Introduction

Boosted Regression Tree (BRT) models are a combination of two techniques: decision tree algorithms and boosting methods. Like Random Forest models, BRTs repeatedly fit many decision trees to improve the accuracy of the model. One of the differences between these two methods is the way in which the data to build the trees is selected. Both techniques take a random subset of all data for each new tree that is built. All random subsets have the same number of data points, and are selected from the complete dataset. Used data is placed back in the full dataset and can be selected in subsequent trees. While Random Forest models use the bagging method, which means that each occurrence has an equal probability of being selected in subsequent samples, BRTs use the boosting method in which the input data are weighted in subsequent trees. The weights are applied in such a way that data that was poorly modelled by previous trees has a higher probability of being selected in the new tree. This means that after the first tree is fitted the model will take into account the error in the prediction of that tree to fit the next tree, and so on. By taking into account the fit of previous trees that are built, the model continuously tries to improve its accuracy. This sequential approach is unique to boosting.

Boosted Regression Trees have two important parameters that need to be specified by the user.

  • Tree complexity (tc): this controls the number of splits in each tree. A tc value of 1 results in trees with only 1 split, and means that the model does not take into account interactions between environmental variables. A tc value of 2 results in two splits and so on.
  • Learning rate (lr): this determines the contribution of each tree to the growing model. As small value of lr results in many trees to be built.


These two parameters together determine the number of trees that is required for optimal prediction. The aim is to find the combination of parameters that results in the minimum error for predictions. As a rule of thumb, it is advised to use a combination of tree complexity and learning rate values that result in a model with at least 1000 trees. The optimal ‘tc’ and ‘lr’ values depend on the size of your dataset.
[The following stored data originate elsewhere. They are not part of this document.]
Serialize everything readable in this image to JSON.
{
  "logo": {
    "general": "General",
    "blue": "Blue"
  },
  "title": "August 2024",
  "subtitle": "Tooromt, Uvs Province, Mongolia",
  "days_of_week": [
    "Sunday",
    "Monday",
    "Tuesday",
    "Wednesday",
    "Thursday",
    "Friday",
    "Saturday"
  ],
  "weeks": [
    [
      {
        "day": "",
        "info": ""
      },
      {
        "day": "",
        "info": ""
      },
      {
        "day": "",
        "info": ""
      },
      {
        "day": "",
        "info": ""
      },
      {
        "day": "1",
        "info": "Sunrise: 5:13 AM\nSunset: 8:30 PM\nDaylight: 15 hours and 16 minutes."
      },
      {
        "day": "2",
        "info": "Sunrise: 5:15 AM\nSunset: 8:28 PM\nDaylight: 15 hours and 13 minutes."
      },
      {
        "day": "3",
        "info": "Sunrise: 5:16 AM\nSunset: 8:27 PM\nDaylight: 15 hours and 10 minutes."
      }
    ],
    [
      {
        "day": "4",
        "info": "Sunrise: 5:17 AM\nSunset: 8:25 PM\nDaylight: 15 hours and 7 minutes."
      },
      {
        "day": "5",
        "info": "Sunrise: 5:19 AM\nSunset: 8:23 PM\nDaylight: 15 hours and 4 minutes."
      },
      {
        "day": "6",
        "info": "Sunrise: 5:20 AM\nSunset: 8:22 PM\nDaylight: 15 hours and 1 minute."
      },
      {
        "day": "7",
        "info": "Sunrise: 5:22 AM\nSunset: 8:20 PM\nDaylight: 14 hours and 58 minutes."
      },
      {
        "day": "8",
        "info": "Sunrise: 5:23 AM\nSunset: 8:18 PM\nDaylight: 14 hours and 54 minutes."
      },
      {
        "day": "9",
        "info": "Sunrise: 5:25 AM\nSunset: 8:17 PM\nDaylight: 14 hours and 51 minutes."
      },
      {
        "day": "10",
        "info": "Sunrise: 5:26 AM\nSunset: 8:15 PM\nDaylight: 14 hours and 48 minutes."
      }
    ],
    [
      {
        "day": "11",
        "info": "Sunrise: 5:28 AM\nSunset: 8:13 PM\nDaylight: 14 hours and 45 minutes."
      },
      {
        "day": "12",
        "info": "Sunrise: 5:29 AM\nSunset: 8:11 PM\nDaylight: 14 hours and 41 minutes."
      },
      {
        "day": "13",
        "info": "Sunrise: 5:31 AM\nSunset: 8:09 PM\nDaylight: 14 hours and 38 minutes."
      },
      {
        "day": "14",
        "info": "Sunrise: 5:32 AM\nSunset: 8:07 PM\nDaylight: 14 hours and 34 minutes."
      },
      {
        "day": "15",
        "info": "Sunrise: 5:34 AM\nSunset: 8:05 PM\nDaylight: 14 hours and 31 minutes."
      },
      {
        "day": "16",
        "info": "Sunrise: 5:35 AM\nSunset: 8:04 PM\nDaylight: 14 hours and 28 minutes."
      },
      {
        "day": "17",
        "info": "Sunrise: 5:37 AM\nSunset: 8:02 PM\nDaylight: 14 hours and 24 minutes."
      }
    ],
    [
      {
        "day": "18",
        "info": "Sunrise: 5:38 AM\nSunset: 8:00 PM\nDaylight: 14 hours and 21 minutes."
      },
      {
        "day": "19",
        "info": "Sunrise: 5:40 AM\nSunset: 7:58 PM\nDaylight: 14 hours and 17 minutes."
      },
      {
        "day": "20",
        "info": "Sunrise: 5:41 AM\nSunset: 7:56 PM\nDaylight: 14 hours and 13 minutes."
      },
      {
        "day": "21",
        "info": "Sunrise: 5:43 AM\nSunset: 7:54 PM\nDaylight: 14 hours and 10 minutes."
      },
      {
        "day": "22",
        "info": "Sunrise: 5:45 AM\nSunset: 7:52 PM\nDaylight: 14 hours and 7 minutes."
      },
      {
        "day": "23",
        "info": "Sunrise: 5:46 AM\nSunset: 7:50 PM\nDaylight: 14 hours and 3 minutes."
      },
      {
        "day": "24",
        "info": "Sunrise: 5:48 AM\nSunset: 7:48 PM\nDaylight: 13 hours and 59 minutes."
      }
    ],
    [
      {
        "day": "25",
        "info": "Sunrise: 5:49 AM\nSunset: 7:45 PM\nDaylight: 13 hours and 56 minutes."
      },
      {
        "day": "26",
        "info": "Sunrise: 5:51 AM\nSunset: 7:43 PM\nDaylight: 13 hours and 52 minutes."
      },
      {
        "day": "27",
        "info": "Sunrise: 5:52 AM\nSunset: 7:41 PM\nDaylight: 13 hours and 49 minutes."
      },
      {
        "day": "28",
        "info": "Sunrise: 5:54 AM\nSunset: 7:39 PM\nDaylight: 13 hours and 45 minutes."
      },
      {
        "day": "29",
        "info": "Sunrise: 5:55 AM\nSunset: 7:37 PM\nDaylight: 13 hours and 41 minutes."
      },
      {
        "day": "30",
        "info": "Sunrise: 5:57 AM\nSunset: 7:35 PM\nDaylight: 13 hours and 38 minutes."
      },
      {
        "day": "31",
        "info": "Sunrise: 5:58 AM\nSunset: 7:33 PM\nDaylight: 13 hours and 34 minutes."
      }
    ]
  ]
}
For datasets with <500 occurrence points, it is best to model simple trees (‘tc’ = 2 or 3) with small enough learning rates to allow the model to grow at least 1000 trees.


Boosted Regression Trees are a powerful algorithm and work very well with large datasets or when you have a large number of environmental variables compared to the number of observations, and they are very robust to missing values and outliers.


Advantages

  • Can be used with a variety of response types (binomial, gaussian, poisson)
  • Stochastic, which improves predictive performance
  • The best fit is automatically detected by the algorithm
  • Model represents the effect of each predictor after accounting for the effects of other predictors
  • Robust to missing values and outliers


Limitations

  • Needs at least 2 predictor variables to run


Assumptions

No formal distributional assumptions, boosted regression trees are non-parametric and can thus handle skewed and multi-modal data as well as categorical data that are ordinal or non-ordinal.


Requires absence data

Yes.


Configuration

The BCCVL uses the ‘gbm.step’ function in the ‘dismo’ package. The user can set the following configuration options: 


number of cross validations (nfolds)
The number of cross-validation folds should be created of training (cv - 1) and testing (1). The default number of cross-validations is 100, which means that the dataset is divided into 10 subsets, using 9 subsets as training data to calibrate the model, and 1 subset as test data.
prevalence stratify
Whether subsets should be stratified. This means that the subsets are selected in such a way that the mean response value is approximately equal in all subsets. In case of binomial dta, each subset will thus contain roughly the same proporation of each dta class, for example presence/absence.
family
Distribution of the response variable. For binary data such as presence/absence of species, 'bernoulli' should be used, which is the default for this option.
number of trees added each cycle (n.trees)
Number of initial trees to fit, and then added to the model at each cycle. For example, if the default of 50 is selected, the model will start with fitting 50 trees using recursive binary partionoing of the data. Residulas form the initial fit are then fitted with another set of 50 trees, these residuals are then fitted with another set of trees, and so forth, whereby the process focuses more and more on poorly modelled occurrences form previous sets of trees.
maximum number of trees
Maximum number of trees to fit before stopping.
tolerance method
Method used in deciding to stop. If this is set to 'fixed', the value indicated in 'tolerance value' is used. If this is set to 'auto', which is the default, the value is 'tolerance value*total mean deviance'.
tolerance value
Value to use in 'tolerance method'.


References

  • De'Ath G (2007) Boosted trees for ecological modeling and prediction. Ecology, 88(1): 243-251.
  • Elith J, Leathwick JR, Hastie T (2008) A working guide to boosted regression trees. Journal of Animal Ecology, 77(4): 802-813.
  • Franklin J (2010) Mapping species distributions: spatial inference and prediction. Cambridge University Press.